Les Invisibles
Antoine Albertini  Editions JC Lattès 

Corse, 16 novembre 2009. Un ouvrier agricole clandestin est retrouvé mort dans la Plaine orientale, tué d’une balle dans la tête : « Une fleur semble avoir éclos à l’endroit où aurait dû se trouver sa bouche, une orchidée aux larges pétales de chair retroussés sur la béance où luisent de minuscules éclats de nacre : les débris des dents, des fragments de mâchoire pulvérisés par l’impactLa balle […] a pénétré par le côté arrière droit du cou en y creusant un trou à peine assez large pour y glisser un doigt, s’est frayé un chemin à travers les tissus musculaires, les nerfs, les vaisseaux sanguins, les os, a sectionné la carotide et la veine jugulaire droite interne et, à sa sortie, emporté la moitié inférieure du visage […]» Ouverture glaçante qui d’emblée donne le ton : précision chirurgicale et maîtrise littéraire.

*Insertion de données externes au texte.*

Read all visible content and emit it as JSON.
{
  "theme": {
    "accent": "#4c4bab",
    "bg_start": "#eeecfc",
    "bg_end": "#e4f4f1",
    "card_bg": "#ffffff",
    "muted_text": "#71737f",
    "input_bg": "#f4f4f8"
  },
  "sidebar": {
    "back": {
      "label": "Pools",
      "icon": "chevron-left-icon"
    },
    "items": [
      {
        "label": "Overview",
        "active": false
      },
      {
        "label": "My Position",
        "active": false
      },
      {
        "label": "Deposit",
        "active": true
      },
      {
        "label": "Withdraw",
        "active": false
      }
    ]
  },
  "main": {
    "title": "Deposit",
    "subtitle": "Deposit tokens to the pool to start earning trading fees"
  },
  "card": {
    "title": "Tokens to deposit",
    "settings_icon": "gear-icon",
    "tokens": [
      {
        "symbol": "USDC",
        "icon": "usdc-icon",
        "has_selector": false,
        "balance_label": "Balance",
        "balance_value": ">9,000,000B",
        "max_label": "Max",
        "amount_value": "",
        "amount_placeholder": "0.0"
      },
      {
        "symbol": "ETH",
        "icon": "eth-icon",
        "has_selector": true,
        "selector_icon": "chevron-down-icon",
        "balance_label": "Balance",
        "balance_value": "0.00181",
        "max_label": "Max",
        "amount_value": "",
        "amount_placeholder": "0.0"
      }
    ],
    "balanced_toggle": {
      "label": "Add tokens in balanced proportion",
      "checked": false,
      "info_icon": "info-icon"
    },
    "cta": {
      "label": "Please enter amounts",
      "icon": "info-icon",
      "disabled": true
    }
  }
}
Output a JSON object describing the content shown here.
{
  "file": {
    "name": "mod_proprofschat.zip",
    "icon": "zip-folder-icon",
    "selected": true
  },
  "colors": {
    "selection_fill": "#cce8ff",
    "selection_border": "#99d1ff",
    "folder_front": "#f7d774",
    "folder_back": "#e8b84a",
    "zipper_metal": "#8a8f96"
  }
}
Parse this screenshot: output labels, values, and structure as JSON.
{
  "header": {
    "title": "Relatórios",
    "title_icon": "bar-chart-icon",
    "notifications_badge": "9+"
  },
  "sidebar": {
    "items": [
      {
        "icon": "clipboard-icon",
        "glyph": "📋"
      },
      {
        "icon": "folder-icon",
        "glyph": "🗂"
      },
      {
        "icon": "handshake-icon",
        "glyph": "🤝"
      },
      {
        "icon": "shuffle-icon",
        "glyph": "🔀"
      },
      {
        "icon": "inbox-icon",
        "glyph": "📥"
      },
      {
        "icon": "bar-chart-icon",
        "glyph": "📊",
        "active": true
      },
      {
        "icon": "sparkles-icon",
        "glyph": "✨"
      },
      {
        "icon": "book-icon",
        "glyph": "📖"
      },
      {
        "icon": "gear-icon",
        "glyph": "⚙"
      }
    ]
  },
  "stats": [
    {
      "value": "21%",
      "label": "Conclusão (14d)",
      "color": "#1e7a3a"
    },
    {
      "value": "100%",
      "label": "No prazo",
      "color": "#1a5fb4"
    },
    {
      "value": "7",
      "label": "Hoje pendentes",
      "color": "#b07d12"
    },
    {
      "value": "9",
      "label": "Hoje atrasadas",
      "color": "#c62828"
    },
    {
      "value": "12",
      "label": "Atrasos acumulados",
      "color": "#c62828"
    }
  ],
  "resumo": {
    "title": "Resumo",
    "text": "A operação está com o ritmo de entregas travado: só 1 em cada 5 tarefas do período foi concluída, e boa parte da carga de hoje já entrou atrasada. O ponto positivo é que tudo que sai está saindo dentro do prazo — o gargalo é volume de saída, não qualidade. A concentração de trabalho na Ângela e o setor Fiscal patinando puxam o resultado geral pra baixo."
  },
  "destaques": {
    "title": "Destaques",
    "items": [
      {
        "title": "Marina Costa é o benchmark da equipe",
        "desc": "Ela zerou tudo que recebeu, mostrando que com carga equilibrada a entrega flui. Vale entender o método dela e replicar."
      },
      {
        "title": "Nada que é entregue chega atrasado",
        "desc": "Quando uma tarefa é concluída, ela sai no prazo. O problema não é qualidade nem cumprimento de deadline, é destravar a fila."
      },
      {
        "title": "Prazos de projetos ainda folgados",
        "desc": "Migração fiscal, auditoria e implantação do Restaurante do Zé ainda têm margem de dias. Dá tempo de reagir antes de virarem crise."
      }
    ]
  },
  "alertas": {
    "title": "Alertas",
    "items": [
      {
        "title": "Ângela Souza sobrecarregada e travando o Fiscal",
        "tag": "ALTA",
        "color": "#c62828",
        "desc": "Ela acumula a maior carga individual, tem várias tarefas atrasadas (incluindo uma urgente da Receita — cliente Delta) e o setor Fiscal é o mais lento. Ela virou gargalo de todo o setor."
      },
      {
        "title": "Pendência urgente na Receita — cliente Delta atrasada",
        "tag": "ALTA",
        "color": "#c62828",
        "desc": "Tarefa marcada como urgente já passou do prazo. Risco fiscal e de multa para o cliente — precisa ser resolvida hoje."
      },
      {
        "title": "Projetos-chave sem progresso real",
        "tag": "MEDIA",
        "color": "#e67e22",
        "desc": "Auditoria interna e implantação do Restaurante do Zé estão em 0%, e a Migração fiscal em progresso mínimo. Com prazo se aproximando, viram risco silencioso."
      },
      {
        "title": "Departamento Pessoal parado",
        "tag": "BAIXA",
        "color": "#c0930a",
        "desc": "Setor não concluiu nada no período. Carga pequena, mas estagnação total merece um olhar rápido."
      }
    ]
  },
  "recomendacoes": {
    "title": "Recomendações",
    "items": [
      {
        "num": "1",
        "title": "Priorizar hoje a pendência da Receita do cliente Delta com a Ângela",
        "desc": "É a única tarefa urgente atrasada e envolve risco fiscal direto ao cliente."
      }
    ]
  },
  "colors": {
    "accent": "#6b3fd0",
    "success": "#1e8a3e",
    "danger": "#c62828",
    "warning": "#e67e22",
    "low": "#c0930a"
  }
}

Ce fait divers tragique constitue le point de départ d’une minutieuse enquête dont les ramifications vont dévoiler un vaste phénomène de société : l’exploitation savamment organisée et planifiée de milliers de travailleurs clandestins qui arrivent en Corse pour constituer une main d’œuvre honteusement sous-payée. Des « invisibles » que nous côtoyons cependant tous les jours, fantômes d’un monde aveugle. Ces clandestins, le plus souvent sans identité, « isolés », « vulnérables », sont exploités dans des conditions indécentes et inhumaines relevant d’une forme d’esclavage moderne. Les responsables se situent à tous les niveaux : le passeur escroc, l’agriculteur profiteur, les cadres de l’état, de l’inspection du travail, mais aussi certains immigrés qui deviennent à leur tour les dominants, les « patrons ». Et Antoine Albertini pointe – sans commisération, ni manichéisme – le cynisme absolu d’un système certainement lié à « la nature profondément cannibale de l’être humain ».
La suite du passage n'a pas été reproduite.